La littérature propose de nombreux articles traitant de l’analyse des caractéristiques histologiques et moléculaires des méningiomes de grade II. Tant sur le plan diagnostique que pronostique. Le Ki67 n’apparaît toujours pas dans la dernière classification OMS comme un critère permettant de classer les méningiomes en différents grades, car les articles
recherchant ce lien n’ont jamais montré de lien fort et reproductible entre ces éléments. VJ. Amatya(75) retrouvait pourtant en 2001 sur 27 méningiomes atypiques comparés à 146 méningiomes, un lien dans l’expression du Ki67 et de la protéine p53 selon le grade tumoral, avec une valeur moyenne du Ki67 à 8,1%. En 2007(20), un article avec une faible puissance statistique semblait retrouver un lien entre le taux de récurrence, la survie et la valeur du Ki67. Au final, la plus grosse série évaluant ce lien entre Ki67 et grade tumoral(76) (78 patients sur 300 porteurs de méningiome) ne retrouve pas de lien significatif entre la valeur du Ki67 et le grade. Avec pour le grade II une valeur moyenne à 9,57+/-‐ 7,43. Le Ki67 semble en revanche plus élevé chez les méningiomes de grade II secondaires par rapport aux primaires (p=0,036)(77).
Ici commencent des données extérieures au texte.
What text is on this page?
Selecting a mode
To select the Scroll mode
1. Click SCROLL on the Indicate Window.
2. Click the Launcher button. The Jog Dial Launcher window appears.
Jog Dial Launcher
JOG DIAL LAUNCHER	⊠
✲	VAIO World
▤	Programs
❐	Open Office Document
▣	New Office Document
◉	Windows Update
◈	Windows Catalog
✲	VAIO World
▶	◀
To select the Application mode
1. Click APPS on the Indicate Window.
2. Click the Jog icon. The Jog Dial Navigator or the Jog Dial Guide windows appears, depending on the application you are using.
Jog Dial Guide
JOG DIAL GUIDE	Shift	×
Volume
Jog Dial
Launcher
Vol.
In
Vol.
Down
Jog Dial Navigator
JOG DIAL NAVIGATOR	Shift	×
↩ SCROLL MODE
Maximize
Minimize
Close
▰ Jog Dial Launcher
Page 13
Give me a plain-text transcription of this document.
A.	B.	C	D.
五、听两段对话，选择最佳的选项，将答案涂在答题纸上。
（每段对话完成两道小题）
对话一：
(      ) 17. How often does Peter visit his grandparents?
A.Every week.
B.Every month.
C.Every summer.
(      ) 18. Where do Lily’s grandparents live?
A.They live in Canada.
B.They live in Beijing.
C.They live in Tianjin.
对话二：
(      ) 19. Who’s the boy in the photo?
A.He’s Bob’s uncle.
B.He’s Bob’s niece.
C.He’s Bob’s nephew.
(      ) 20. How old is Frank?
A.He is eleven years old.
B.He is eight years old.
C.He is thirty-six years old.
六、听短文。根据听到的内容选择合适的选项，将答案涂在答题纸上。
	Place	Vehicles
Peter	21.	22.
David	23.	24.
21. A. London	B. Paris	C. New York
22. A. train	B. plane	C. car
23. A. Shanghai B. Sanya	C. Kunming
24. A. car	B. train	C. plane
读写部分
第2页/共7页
Le rôle des métaloprotéases, ces enzymes impliquées dans la dégradation de la matrice extra cellulaire, dans le devenir de ces méningiomes a été recherché. Notamment les métaloprotéases de type 2 et 9 (MMP-‐2 et MMP-‐9). Ets-‐1 est un facteur de transcription pour ces métaloprotéases. Il a été retrouvé un lien entre l’expression de Ets-‐1 et celle de MMP-‐2 et 9, en fonction du grade tumoral. Celui-‐ci est augmenté dans les grades II et III(78). Une action sur MMP-‐2 a même été proposée comme potentielle cible thérapeutique(79).
D’autres éléments du diagnostic histologique ont été proposés sans jamais pouvoir jusque-‐là démontrer un lien fort. C’est le cas de l’ostéopontine(80), de la caspase-‐3(81) dont la dérégulation dans la synthèse proviendrait de mutation des histones(82). Il n’est en revanche pas retrouvé de lien entre la survie des patients et l’expression de ces protéines. D’autres associations ont été mises en évidence en analyse multivariée entre la récurrence des grades II après résection et l’expression des protéines p16, Cycline Dependent Kinase 6 (CDK6) et phosphorylated retinoblastoma (pRB).
Enfin, l’analyse génétique de ces méningiomes de grade II retrouve essentiellement une perte du bras court du chromosome 1 (1p) et du bras long du chromosome 22 (22q), prédictif de ce grade mais pas de la survie des patients, ni de leur récidive(21). Un gain du bras long du chromosome 1 (1q) semble lui corrélé à une plus courte survie sans progression(28). Dans une série de 2005, Y. Liu(83) montre sur une cohorte de 19 grades II, un profil de méthylation aberrante de l’ADN de ces grades II et III(84). Récemment, il n’a pas été retrouvé de lien particulier de lien entre la codélétion 1p/19q pour le grading de ces méningiomes(85), cette codélétion ayant elle, un rôle pronostique et diagnostique dans les tumeurs gliales de l’adulte.